Handing over a clean database to WADA was a key requirement for Russia to help bring closure to a scandal that has tainted the Olympics over the last decade.

Although the IOC has called for the strongest possible sanctions, it wants those sanctions directed at Russian state authorities rather than athletes or Olympic officials.

That position was opposed by most of WADA’s athlete commission. It wanted the kind of blanket ban Russia avoided for the 2016 Rio de Janeiro Olympics and the 2018 Pyeongchang Winter Games after a state-run doping program was exposed by media and WADA investigations after Russia hosted the 2014 Olympics in Sochi.

Also read | WADA suspends National Dope Testing Lab for six months

This entire fiasco created by Russia has cheated far too many athletes of their dreams and rightful careers, for far too long, the WADA athlete panel said in a statement ahead of the meeting.

Russia previously signaled it would appeal the ruling. That must be filed by the Russian anti-doping agency, known as RUSADA. That body was declared non-compliant on Monday, 15 months after it was reinstated by WADA in defiance of athlete opposition.

The decision to appeal has been stripped from RUSADA chief executive Yuri Ganus, an independent figure criticizing Russian authorities’ conduct on the doping data issue.

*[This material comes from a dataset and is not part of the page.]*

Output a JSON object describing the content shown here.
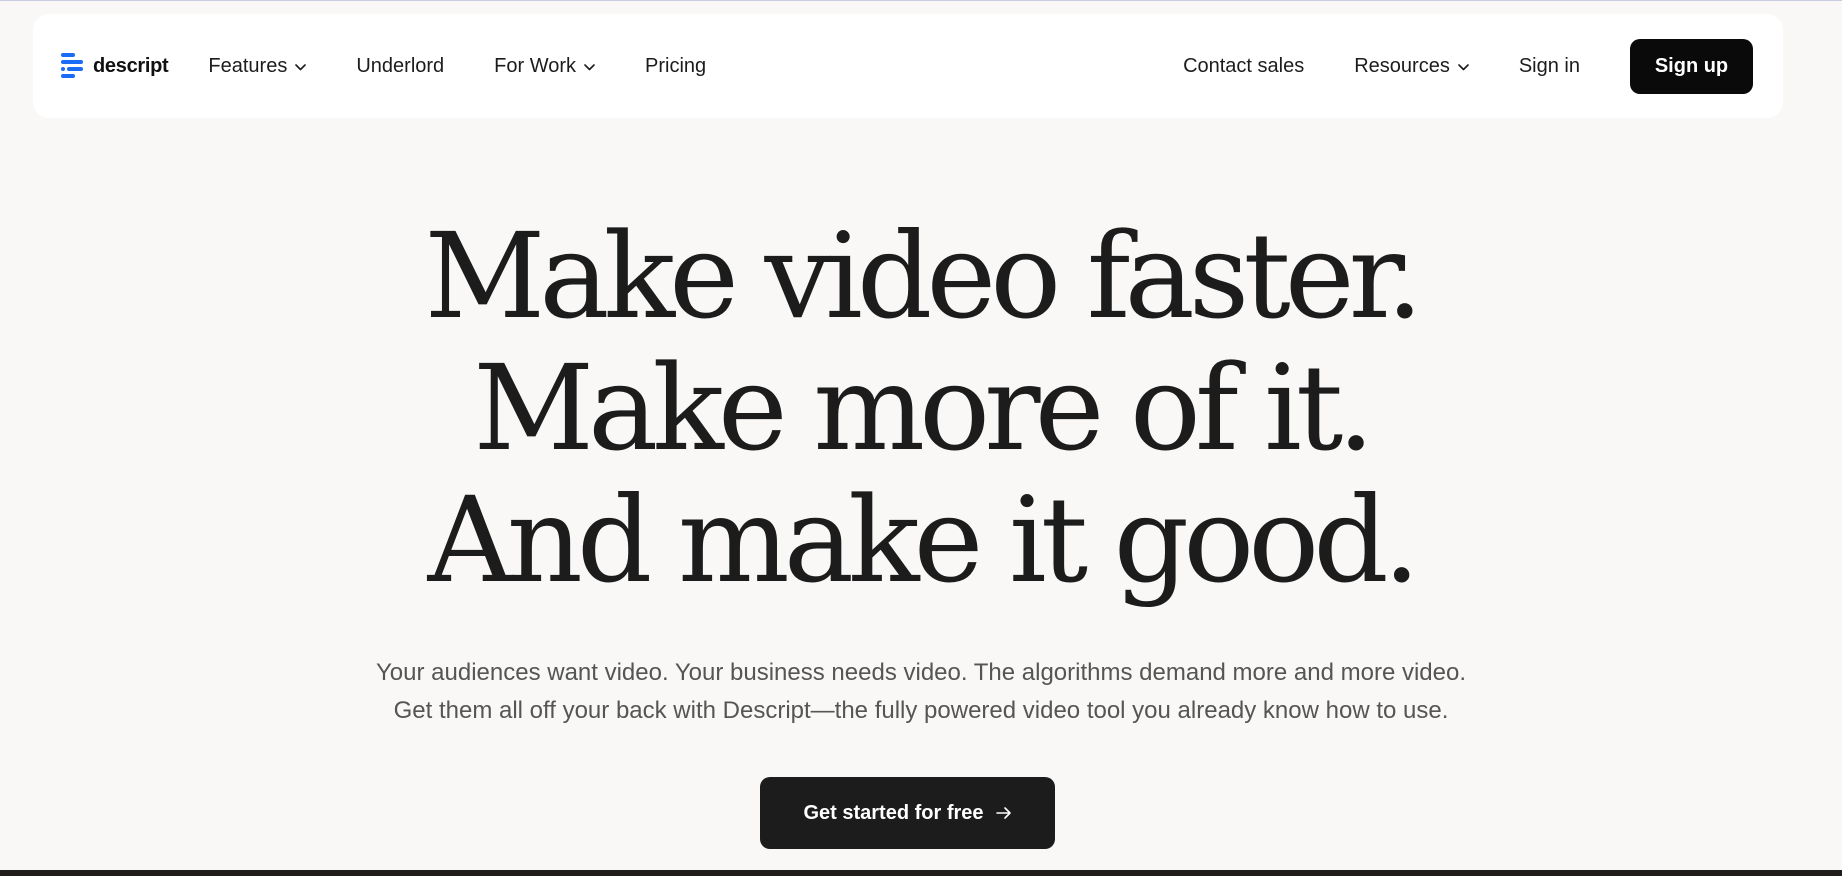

Authority was passed to the agency’s supervisory board after an intervention led by the Russian Olympic Committee.

The ROC on Saturday labeled the expected sanctions as illogical and inappropriate.

Russia has stuck to its claim that deceptive edits in the data were in fact made by WADA’s star witness, Grigory Rodchenkov. The former Moscow lab director’s flight into the witness protection program in the United States was the subject of an Oscar-winning documentary.

Technical reasons were claimed and debunked by WADA investigators for why the data appeared to have been edited shortly before the delayed handover in January.